Published on November 8, 2017
While business is more or less familiar with the imperatives of global market and government regulation for different industries, new options and trends appearing via technology revolution are “new boys in the town” and require a special attention. We can anticipate that more and more resources will become available to our business capabilities via means of information and automated linkage or invocation. We are not surprised anymore that when we travel without a preliminary plan, our smart-phones can re-connect to the local offers of services on the fly. Enthusiasts of the digital revolution are in the vision of similar connectivity or engagement of all types of businesses for businesses. This is a great, but we would say an idealistic and naïve idea for the business realm. The core problem here is not in the technology abilities, but in the business Risk and Trust.
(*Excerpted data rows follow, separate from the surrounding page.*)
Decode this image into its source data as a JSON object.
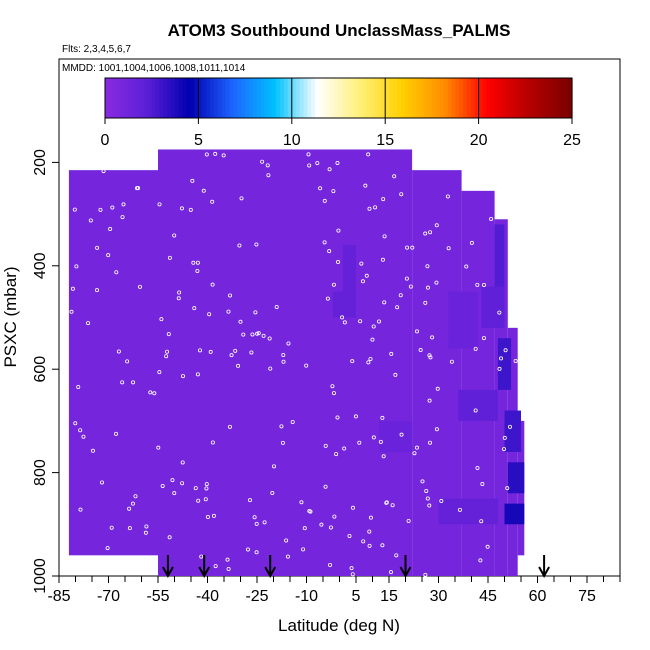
{
  "chart_data": {
    "type": "heatmap",
    "title": "ATOM3 Southbound UnclassMass_PALMS",
    "subtitle_flights": "Flts: 2,3,4,5,6,7",
    "subtitle_dates": "MMDD: 1001,1004,1006,1008,1011,1014",
    "xlabel": "Latitude (deg N)",
    "ylabel": "PSXC (mbar)",
    "xlim": [
      -85,
      85
    ],
    "ylim": [
      1000,
      0
    ],
    "x_ticks": [
      -85,
      -70,
      -55,
      -40,
      -25,
      -10,
      5,
      15,
      30,
      45,
      60,
      75
    ],
    "y_ticks": [
      200,
      400,
      600,
      800,
      1000
    ],
    "colorbar": {
      "min": 0,
      "max": 25,
      "ticks": [
        0,
        5,
        10,
        15,
        20,
        25
      ],
      "colors": [
        "#8a2be2",
        "#5a1fd6",
        "#0000b0",
        "#1e64ff",
        "#00c0ff",
        "#ffffff",
        "#fff07a",
        "#ffd000",
        "#ff8c00",
        "#ff0000",
        "#b40000",
        "#7a0000"
      ]
    },
    "base_value": 1,
    "field_regions": [
      {
        "lat": [
          -82,
          -55
        ],
        "pres": [
          215,
          960
        ]
      },
      {
        "lat": [
          -55,
          22
        ],
        "pres": [
          175,
          1000
        ]
      },
      {
        "lat": [
          22,
          37
        ],
        "pres": [
          215,
          1000
        ]
      },
      {
        "lat": [
          37,
          47
        ],
        "pres": [
          255,
          1000
        ]
      },
      {
        "lat": [
          47,
          51
        ],
        "pres": [
          310,
          1000
        ]
      },
      {
        "lat": [
          51,
          54
        ],
        "pres": [
          520,
          1000
        ]
      },
      {
        "lat": [
          54,
          56
        ],
        "pres": [
          700,
          960
        ]
      }
    ],
    "highlights": [
      {
        "lat": [
          50,
          56
        ],
        "pres": [
          860,
          900
        ],
        "value": 4
      },
      {
        "lat": [
          51,
          56
        ],
        "pres": [
          780,
          840
        ],
        "value": 3.5
      },
      {
        "lat": [
          50,
          55
        ],
        "pres": [
          680,
          760
        ],
        "value": 3
      },
      {
        "lat": [
          48,
          52
        ],
        "pres": [
          540,
          640
        ],
        "value": 3
      },
      {
        "lat": [
          47,
          50
        ],
        "pres": [
          320,
          440
        ],
        "value": 2.5
      },
      {
        "lat": [
          36,
          48
        ],
        "pres": [
          640,
          700
        ],
        "value": 2
      },
      {
        "lat": [
          43,
          50
        ],
        "pres": [
          440,
          520
        ],
        "value": 2
      },
      {
        "lat": [
          -2,
          5
        ],
        "pres": [
          450,
          500
        ],
        "value": 1.8
      },
      {
        "lat": [
          1,
          5
        ],
        "pres": [
          360,
          450
        ],
        "value": 1.8
      },
      {
        "lat": [
          30,
          48
        ],
        "pres": [
          850,
          900
        ],
        "value": 1.8
      },
      {
        "lat": [
          33,
          42
        ],
        "pres": [
          450,
          560
        ],
        "value": 1.5
      },
      {
        "lat": [
          12,
          22
        ],
        "pres": [
          700,
          760
        ],
        "value": 1.5
      }
    ],
    "flight_arrows_lat": [
      -52,
      -41,
      -21,
      20,
      62
    ]
  }
}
A modern technology trend of invocing the outcomes of the capabilities owned by different vendors/business is based on such technologies as API, Microservices and Clouds. People talk about services with regard API, Microservices and Clouds while only the letter are real services; other technologies are only proximities to services. Briefly, API are programmatic interfaces to the Business Services, that represent business capabilities and results of their execution; Microservices are the same API, but accompanied by some descriptions of business functionality performed by Business Services hidden behind the interfaces. Cloud services may be aggregations of smaller Business Services or even Microservices that share the same ownership, however, Clouds appear as a single Business Service with potentially multiple interfaces (APIs). Clouds act as indepenedt business or business-owned antity and can invoke other Cloud based on the business contracts; Microservices or API do not have this quality though can be also owned by different independent business entities. Cloud services form a service-oriented ecosystem service providers and consumer while Microservices or API try to behave like ‘adults’, but they are younger 21 y.a. and should be prohibited from serving.
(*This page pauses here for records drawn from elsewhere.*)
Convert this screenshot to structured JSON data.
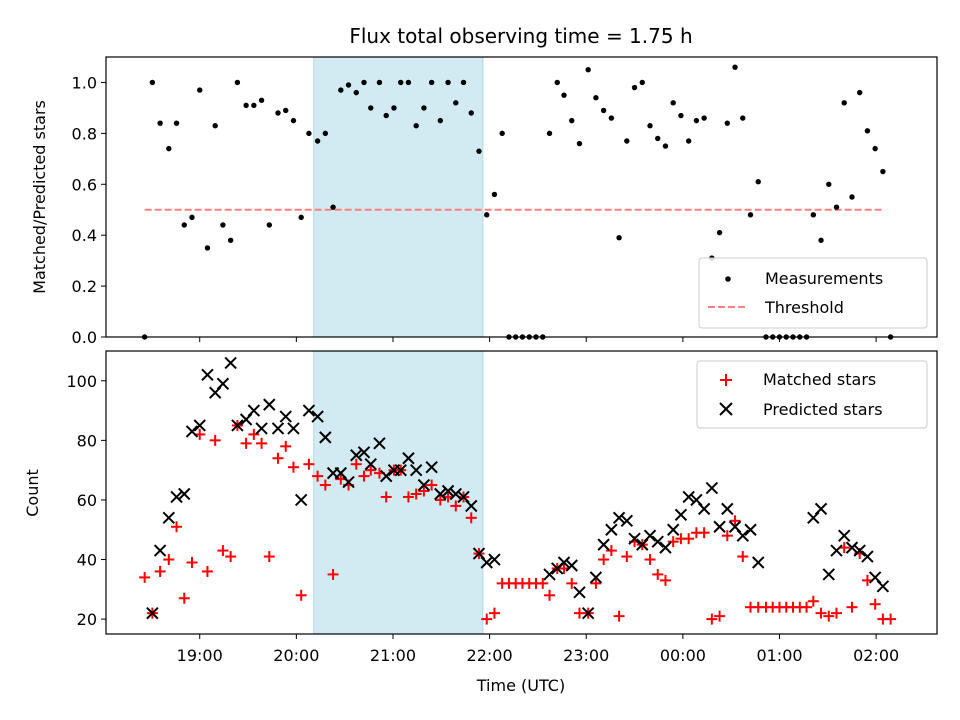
{
  "chart_data": {
    "type": "scatter",
    "title": "Flux total observing time = 1.75 h",
    "xlabel": "Time (UTC)",
    "x_ticks": [
      "19:00",
      "20:00",
      "21:00",
      "22:00",
      "23:00",
      "00:00",
      "01:00",
      "02:00"
    ],
    "x_tick_hours": [
      19,
      20,
      21,
      22,
      23,
      24,
      25,
      26
    ],
    "x_range_hours": [
      18.03,
      26.63
    ],
    "observing_window_hours": [
      20.18,
      21.93
    ],
    "colors": {
      "measurement": "#000000",
      "threshold": "#ff7f7f",
      "matched": "#ff0000",
      "predicted": "#000000",
      "window": "#add8e6"
    },
    "top": {
      "ylabel": "Matched/Predicted stars",
      "ylim": [
        0,
        1.1
      ],
      "yticks": [
        "0.0",
        "0.2",
        "0.4",
        "0.6",
        "0.8",
        "1.0"
      ],
      "ytick_values": [
        0,
        0.2,
        0.4,
        0.6,
        0.8,
        1.0
      ],
      "threshold": 0.5,
      "threshold_x": [
        18.43,
        26.09
      ],
      "legend": {
        "measurements": "Measurements",
        "threshold": "Threshold"
      },
      "points": [
        [
          18.43,
          0.0
        ],
        [
          18.51,
          1.0
        ],
        [
          18.59,
          0.84
        ],
        [
          18.68,
          0.74
        ],
        [
          18.76,
          0.84
        ],
        [
          18.84,
          0.44
        ],
        [
          18.92,
          0.47
        ],
        [
          19.0,
          0.97
        ],
        [
          19.08,
          0.35
        ],
        [
          19.16,
          0.83
        ],
        [
          19.24,
          0.44
        ],
        [
          19.32,
          0.38
        ],
        [
          19.39,
          1.0
        ],
        [
          19.48,
          0.91
        ],
        [
          19.56,
          0.91
        ],
        [
          19.64,
          0.93
        ],
        [
          19.72,
          0.44
        ],
        [
          19.81,
          0.88
        ],
        [
          19.89,
          0.89
        ],
        [
          19.97,
          0.85
        ],
        [
          20.05,
          0.47
        ],
        [
          20.13,
          0.8
        ],
        [
          20.22,
          0.77
        ],
        [
          20.3,
          0.8
        ],
        [
          20.38,
          0.51
        ],
        [
          20.46,
          0.97
        ],
        [
          20.54,
          0.99
        ],
        [
          20.62,
          0.96
        ],
        [
          20.7,
          1.0
        ],
        [
          20.77,
          0.9
        ],
        [
          20.86,
          1.0
        ],
        [
          20.93,
          0.87
        ],
        [
          21.01,
          0.9
        ],
        [
          21.08,
          1.0
        ],
        [
          21.16,
          1.0
        ],
        [
          21.24,
          0.83
        ],
        [
          21.32,
          0.9
        ],
        [
          21.4,
          1.0
        ],
        [
          21.49,
          0.85
        ],
        [
          21.57,
          1.0
        ],
        [
          21.65,
          0.92
        ],
        [
          21.73,
          1.0
        ],
        [
          21.81,
          0.88
        ],
        [
          21.89,
          0.73
        ],
        [
          21.97,
          0.48
        ],
        [
          22.05,
          0.56
        ],
        [
          22.13,
          0.8
        ],
        [
          22.2,
          0.0
        ],
        [
          22.27,
          0.0
        ],
        [
          22.34,
          0.0
        ],
        [
          22.41,
          0.0
        ],
        [
          22.48,
          0.0
        ],
        [
          22.55,
          0.0
        ],
        [
          22.62,
          0.8
        ],
        [
          22.7,
          1.0
        ],
        [
          22.77,
          0.95
        ],
        [
          22.85,
          0.85
        ],
        [
          22.93,
          0.76
        ],
        [
          23.02,
          1.05
        ],
        [
          23.1,
          0.94
        ],
        [
          23.18,
          0.89
        ],
        [
          23.26,
          0.86
        ],
        [
          23.34,
          0.39
        ],
        [
          23.42,
          0.77
        ],
        [
          23.5,
          0.98
        ],
        [
          23.58,
          1.0
        ],
        [
          23.66,
          0.83
        ],
        [
          23.74,
          0.78
        ],
        [
          23.82,
          0.75
        ],
        [
          23.9,
          0.92
        ],
        [
          23.98,
          0.87
        ],
        [
          24.06,
          0.77
        ],
        [
          24.14,
          0.85
        ],
        [
          24.22,
          0.86
        ],
        [
          24.3,
          0.31
        ],
        [
          24.38,
          0.41
        ],
        [
          24.46,
          0.84
        ],
        [
          24.54,
          1.06
        ],
        [
          24.62,
          0.86
        ],
        [
          24.7,
          0.48
        ],
        [
          24.78,
          0.61
        ],
        [
          24.86,
          0.0
        ],
        [
          24.93,
          0.0
        ],
        [
          25.0,
          0.0
        ],
        [
          25.07,
          0.0
        ],
        [
          25.14,
          0.0
        ],
        [
          25.21,
          0.0
        ],
        [
          25.28,
          0.0
        ],
        [
          25.35,
          0.48
        ],
        [
          25.43,
          0.38
        ],
        [
          25.51,
          0.6
        ],
        [
          25.59,
          0.51
        ],
        [
          25.67,
          0.92
        ],
        [
          25.75,
          0.55
        ],
        [
          25.83,
          0.96
        ],
        [
          25.91,
          0.81
        ],
        [
          25.99,
          0.74
        ],
        [
          26.07,
          0.65
        ],
        [
          26.15,
          0.0
        ]
      ]
    },
    "bottom": {
      "ylabel": "Count",
      "ylim": [
        15,
        110
      ],
      "yticks": [
        "20",
        "40",
        "60",
        "80",
        "100"
      ],
      "ytick_values": [
        20,
        40,
        60,
        80,
        100
      ],
      "legend": {
        "matched": "Matched stars",
        "predicted": "Predicted stars"
      },
      "matched": [
        [
          18.43,
          34
        ],
        [
          18.51,
          22
        ],
        [
          18.59,
          36
        ],
        [
          18.68,
          40
        ],
        [
          18.76,
          51
        ],
        [
          18.84,
          27
        ],
        [
          18.92,
          39
        ],
        [
          19.0,
          82
        ],
        [
          19.08,
          36
        ],
        [
          19.16,
          80
        ],
        [
          19.24,
          43
        ],
        [
          19.32,
          41
        ],
        [
          19.39,
          85
        ],
        [
          19.48,
          79
        ],
        [
          19.56,
          82
        ],
        [
          19.64,
          79
        ],
        [
          19.72,
          41
        ],
        [
          19.81,
          74
        ],
        [
          19.89,
          78
        ],
        [
          19.97,
          71
        ],
        [
          20.05,
          28
        ],
        [
          20.13,
          72
        ],
        [
          20.22,
          68
        ],
        [
          20.3,
          65
        ],
        [
          20.38,
          35
        ],
        [
          20.46,
          67
        ],
        [
          20.54,
          65
        ],
        [
          20.62,
          72
        ],
        [
          20.7,
          68
        ],
        [
          20.77,
          70
        ],
        [
          20.86,
          69
        ],
        [
          20.93,
          61
        ],
        [
          21.01,
          70
        ],
        [
          21.08,
          70
        ],
        [
          21.16,
          61
        ],
        [
          21.24,
          62
        ],
        [
          21.32,
          63
        ],
        [
          21.4,
          65
        ],
        [
          21.49,
          60
        ],
        [
          21.57,
          61
        ],
        [
          21.65,
          58
        ],
        [
          21.73,
          61
        ],
        [
          21.81,
          54
        ],
        [
          21.89,
          42
        ],
        [
          21.97,
          20
        ],
        [
          22.05,
          22
        ],
        [
          22.13,
          32
        ],
        [
          22.2,
          32
        ],
        [
          22.27,
          32
        ],
        [
          22.34,
          32
        ],
        [
          22.41,
          32
        ],
        [
          22.48,
          32
        ],
        [
          22.55,
          32
        ],
        [
          22.62,
          28
        ],
        [
          22.7,
          37
        ],
        [
          22.77,
          37
        ],
        [
          22.85,
          32
        ],
        [
          22.93,
          22
        ],
        [
          23.02,
          22
        ],
        [
          23.1,
          32
        ],
        [
          23.18,
          40
        ],
        [
          23.26,
          43
        ],
        [
          23.34,
          21
        ],
        [
          23.42,
          41
        ],
        [
          23.5,
          46
        ],
        [
          23.58,
          45
        ],
        [
          23.66,
          40
        ],
        [
          23.74,
          35
        ],
        [
          23.82,
          33
        ],
        [
          23.9,
          46
        ],
        [
          23.98,
          47
        ],
        [
          24.06,
          47
        ],
        [
          24.14,
          49
        ],
        [
          24.22,
          49
        ],
        [
          24.3,
          20
        ],
        [
          24.38,
          21
        ],
        [
          24.46,
          48
        ],
        [
          24.54,
          53
        ],
        [
          24.62,
          41
        ],
        [
          24.7,
          24
        ],
        [
          24.78,
          24
        ],
        [
          24.86,
          24
        ],
        [
          24.93,
          24
        ],
        [
          25.0,
          24
        ],
        [
          25.07,
          24
        ],
        [
          25.14,
          24
        ],
        [
          25.21,
          24
        ],
        [
          25.28,
          24
        ],
        [
          25.35,
          26
        ],
        [
          25.43,
          22
        ],
        [
          25.51,
          21
        ],
        [
          25.59,
          22
        ],
        [
          25.67,
          44
        ],
        [
          25.75,
          24
        ],
        [
          25.83,
          42
        ],
        [
          25.91,
          33
        ],
        [
          25.99,
          25
        ],
        [
          26.07,
          20
        ],
        [
          26.15,
          20
        ]
      ],
      "predicted": [
        [
          18.51,
          22
        ],
        [
          18.59,
          43
        ],
        [
          18.68,
          54
        ],
        [
          18.76,
          61
        ],
        [
          18.84,
          62
        ],
        [
          18.92,
          83
        ],
        [
          19.0,
          85
        ],
        [
          19.08,
          102
        ],
        [
          19.16,
          96
        ],
        [
          19.24,
          99
        ],
        [
          19.32,
          106
        ],
        [
          19.39,
          85
        ],
        [
          19.48,
          87
        ],
        [
          19.56,
          90
        ],
        [
          19.64,
          84
        ],
        [
          19.72,
          92
        ],
        [
          19.81,
          84
        ],
        [
          19.89,
          88
        ],
        [
          19.97,
          84
        ],
        [
          20.05,
          60
        ],
        [
          20.13,
          90
        ],
        [
          20.22,
          88
        ],
        [
          20.3,
          81
        ],
        [
          20.38,
          69
        ],
        [
          20.46,
          69
        ],
        [
          20.54,
          66
        ],
        [
          20.62,
          75
        ],
        [
          20.7,
          76
        ],
        [
          20.77,
          72
        ],
        [
          20.86,
          79
        ],
        [
          20.93,
          68
        ],
        [
          21.01,
          70
        ],
        [
          21.08,
          70
        ],
        [
          21.16,
          74
        ],
        [
          21.24,
          70
        ],
        [
          21.32,
          65
        ],
        [
          21.4,
          71
        ],
        [
          21.49,
          62
        ],
        [
          21.57,
          63
        ],
        [
          21.65,
          62
        ],
        [
          21.73,
          61
        ],
        [
          21.81,
          58
        ],
        [
          21.89,
          42
        ],
        [
          21.97,
          39
        ],
        [
          22.05,
          40
        ],
        [
          22.62,
          35
        ],
        [
          22.7,
          37
        ],
        [
          22.77,
          39
        ],
        [
          22.85,
          38
        ],
        [
          22.93,
          29
        ],
        [
          23.02,
          22
        ],
        [
          23.1,
          34
        ],
        [
          23.18,
          45
        ],
        [
          23.26,
          50
        ],
        [
          23.34,
          54
        ],
        [
          23.42,
          53
        ],
        [
          23.5,
          47
        ],
        [
          23.58,
          45
        ],
        [
          23.66,
          48
        ],
        [
          23.74,
          46
        ],
        [
          23.82,
          44
        ],
        [
          23.9,
          50
        ],
        [
          23.98,
          55
        ],
        [
          24.06,
          61
        ],
        [
          24.14,
          60
        ],
        [
          24.22,
          57
        ],
        [
          24.3,
          64
        ],
        [
          24.38,
          51
        ],
        [
          24.46,
          57
        ],
        [
          24.54,
          51
        ],
        [
          24.62,
          48
        ],
        [
          24.7,
          50
        ],
        [
          24.78,
          39
        ],
        [
          25.35,
          54
        ],
        [
          25.43,
          57
        ],
        [
          25.51,
          35
        ],
        [
          25.59,
          43
        ],
        [
          25.67,
          48
        ],
        [
          25.75,
          44
        ],
        [
          25.83,
          43
        ],
        [
          25.91,
          41
        ],
        [
          25.99,
          34
        ],
        [
          26.07,
          31
        ]
      ]
    }
  }
}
Here is nothing new for business in working with multiple partners, suppliers and consumers. This is a risky endeavour, but business has learnt over the centuries how to establish enough business trust with counterparts to mitigate or manage the risks. While Cloud providers, as real businesses, learn how to operate according to the business rules of engagement, the Cloud-consumer organisation will finally recognise that Clouds are outsourcing business, not their new IT departments, and require full-blown business contracts addressing all possible variants of relationships. Otherwise, Clouds can be dangerous for the Cloud-consumer’s business. The API and Microservices, by their definitions, are immature play the same tole with business guys.
For example, a provider creates a Web Site and offers API that deliver analytic information about businesses in a particular region. The cost of this information is much lower that for existing analogous services. A developer of your organisation works on a Dashboard for the company management and finds such cheap API. He or she invokes this API via the new code and places the delivered information in the Executive Dashboard. Management is happy.
Unfortunately, the developer does not know who and how provides the data returned by this cheap API, is the data reliable and even legal, will the data be provided tomorrow and what to do if the API stops working, what the API provider does with the information about your company obtained via the API requests and what business risks your company gains because of this “API engagement”. In short, a use of the API (and Microservices) across corporate boundaries creates no reasons and no basis for the business trust when working with that provider.
You invested in your business capability, which de facto utilises modern advanced technology-resource that brings you an additional unforeseen risk of exposure. Nice work!
On its Site, CAPCO states, “…the API economy forms an infrtastructure within banks that can access a whole network of outside specialist technology players.” In essence, this means that not any technology players can be accessed, but only those who are recognised as specialists by the banks, i.e. those who are properly (legally) contracted first and contacted second.
In other words, a provider of a capability that you try to hire in the market should be engaged on the traditional business trust grounds sufficient for establishing business trust. Just an invocation of someone via an API who claims it can do something is a bad and way too risky business, which enterprises have to govern and avoid.